Tuesday, April 10, 2012

Being and Nothingness


"Nothingness lies coiled in the heart of being--like a worm." Jean-Paul Sartre, Being and Nothingness, trans. Hazel E. Barnes, 56.

Being "calls" to us from non-being, but only in the most attenuated sense. Apprehending what is (or appears to be) opens the door to speculation as to its negation and/or what it occludes or lacks. The perception of depth or three dimensionality creates expectations of surplus: what is inside or lies on the other side of this object? The "encounter" with absence spurs the imagination: it is the impetus of the fictional mode we call "metaphysics."

Ontological speculation involves the testing of our perceptual limitations: it is an exercise of human freedom--the freedom to interrogate our given environment and to discover (or invent for it) new interiors and new surfaces. Every exercise of human freedom is, ipso facto, an instance of human freedom--evidence that human beings are, despite all circumscription, in some genuine sense, free.
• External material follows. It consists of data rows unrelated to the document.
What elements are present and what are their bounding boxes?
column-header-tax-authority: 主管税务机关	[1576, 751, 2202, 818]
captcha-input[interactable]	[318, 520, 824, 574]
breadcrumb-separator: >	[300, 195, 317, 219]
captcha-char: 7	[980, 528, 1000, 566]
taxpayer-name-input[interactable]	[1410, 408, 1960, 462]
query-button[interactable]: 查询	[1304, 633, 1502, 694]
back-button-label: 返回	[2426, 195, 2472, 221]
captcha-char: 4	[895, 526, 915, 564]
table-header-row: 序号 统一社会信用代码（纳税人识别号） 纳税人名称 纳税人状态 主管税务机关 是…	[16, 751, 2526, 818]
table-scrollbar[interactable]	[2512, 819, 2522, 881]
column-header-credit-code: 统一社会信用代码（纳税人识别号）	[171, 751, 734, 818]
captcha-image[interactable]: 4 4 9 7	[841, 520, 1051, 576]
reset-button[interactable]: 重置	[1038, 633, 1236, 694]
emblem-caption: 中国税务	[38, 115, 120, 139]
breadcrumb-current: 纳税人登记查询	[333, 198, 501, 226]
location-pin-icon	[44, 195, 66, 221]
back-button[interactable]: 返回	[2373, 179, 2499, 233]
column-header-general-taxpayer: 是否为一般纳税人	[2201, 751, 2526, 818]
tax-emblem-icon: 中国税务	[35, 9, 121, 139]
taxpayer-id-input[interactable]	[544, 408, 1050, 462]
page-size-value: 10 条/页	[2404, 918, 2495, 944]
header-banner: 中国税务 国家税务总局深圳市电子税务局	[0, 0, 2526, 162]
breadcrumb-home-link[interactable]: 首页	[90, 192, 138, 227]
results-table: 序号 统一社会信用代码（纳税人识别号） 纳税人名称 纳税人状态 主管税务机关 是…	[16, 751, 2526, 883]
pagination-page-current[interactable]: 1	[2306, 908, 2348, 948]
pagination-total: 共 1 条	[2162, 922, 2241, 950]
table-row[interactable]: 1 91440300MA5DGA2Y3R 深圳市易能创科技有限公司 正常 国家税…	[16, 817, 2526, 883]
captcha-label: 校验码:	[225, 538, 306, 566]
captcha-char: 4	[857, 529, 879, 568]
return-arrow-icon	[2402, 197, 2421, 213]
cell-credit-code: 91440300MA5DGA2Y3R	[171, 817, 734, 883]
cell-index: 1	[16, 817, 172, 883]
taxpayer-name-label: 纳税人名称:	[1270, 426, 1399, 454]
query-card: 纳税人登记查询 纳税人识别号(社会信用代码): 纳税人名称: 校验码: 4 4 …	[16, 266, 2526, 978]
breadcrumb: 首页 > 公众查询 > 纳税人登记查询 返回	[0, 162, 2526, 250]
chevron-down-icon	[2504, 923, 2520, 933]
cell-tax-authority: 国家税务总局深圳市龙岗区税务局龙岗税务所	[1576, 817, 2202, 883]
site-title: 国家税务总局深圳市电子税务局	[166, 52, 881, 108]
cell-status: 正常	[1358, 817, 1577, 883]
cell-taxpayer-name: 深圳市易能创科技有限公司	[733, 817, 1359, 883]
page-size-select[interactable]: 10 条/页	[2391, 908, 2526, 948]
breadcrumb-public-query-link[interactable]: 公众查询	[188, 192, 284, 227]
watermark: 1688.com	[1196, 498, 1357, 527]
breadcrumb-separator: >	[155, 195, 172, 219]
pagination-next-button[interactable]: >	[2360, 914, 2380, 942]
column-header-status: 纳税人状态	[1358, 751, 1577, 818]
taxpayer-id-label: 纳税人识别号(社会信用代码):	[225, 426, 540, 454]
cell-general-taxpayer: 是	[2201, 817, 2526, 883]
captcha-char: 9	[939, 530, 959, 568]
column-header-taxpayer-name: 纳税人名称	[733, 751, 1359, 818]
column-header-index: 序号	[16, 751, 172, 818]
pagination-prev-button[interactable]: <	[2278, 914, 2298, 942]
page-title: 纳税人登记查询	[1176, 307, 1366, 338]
In what sense? Here, Peter Berger demonstrates himself an acute interpreter of Sartre:

"... the dramatic model of society at which we have arrived now does not deny that the actors on the stage are constrained by all the external controls set up by the impresario and the internal ones of the role itself. All the same, they have options--of playing their parts enthusiastically or sullenly, of playing with inner conviction or with 'distance,' and, sometimes, of refusing to play at all. Looking at society through the medium of this dramatic model greatly changes our general sociological perspective. Social reality now seems to be precariously perched on the cooperation of many individual actors--or perhaps a better simile would be that of acrobats engaged in perilous balancing acts, holding up between them the swaying structure of the social world" (Peter L. Berger, Invitation to Sociology, 138).

Every exercise of hermeneutics offers an opportunity to enact human freedom. Likewise, every deviation from the script of one's social role opens new possibilities in a given life.

Nothing comes from nothing. Nothing may also come from something and, from that "somethinged" nothing, may come something new.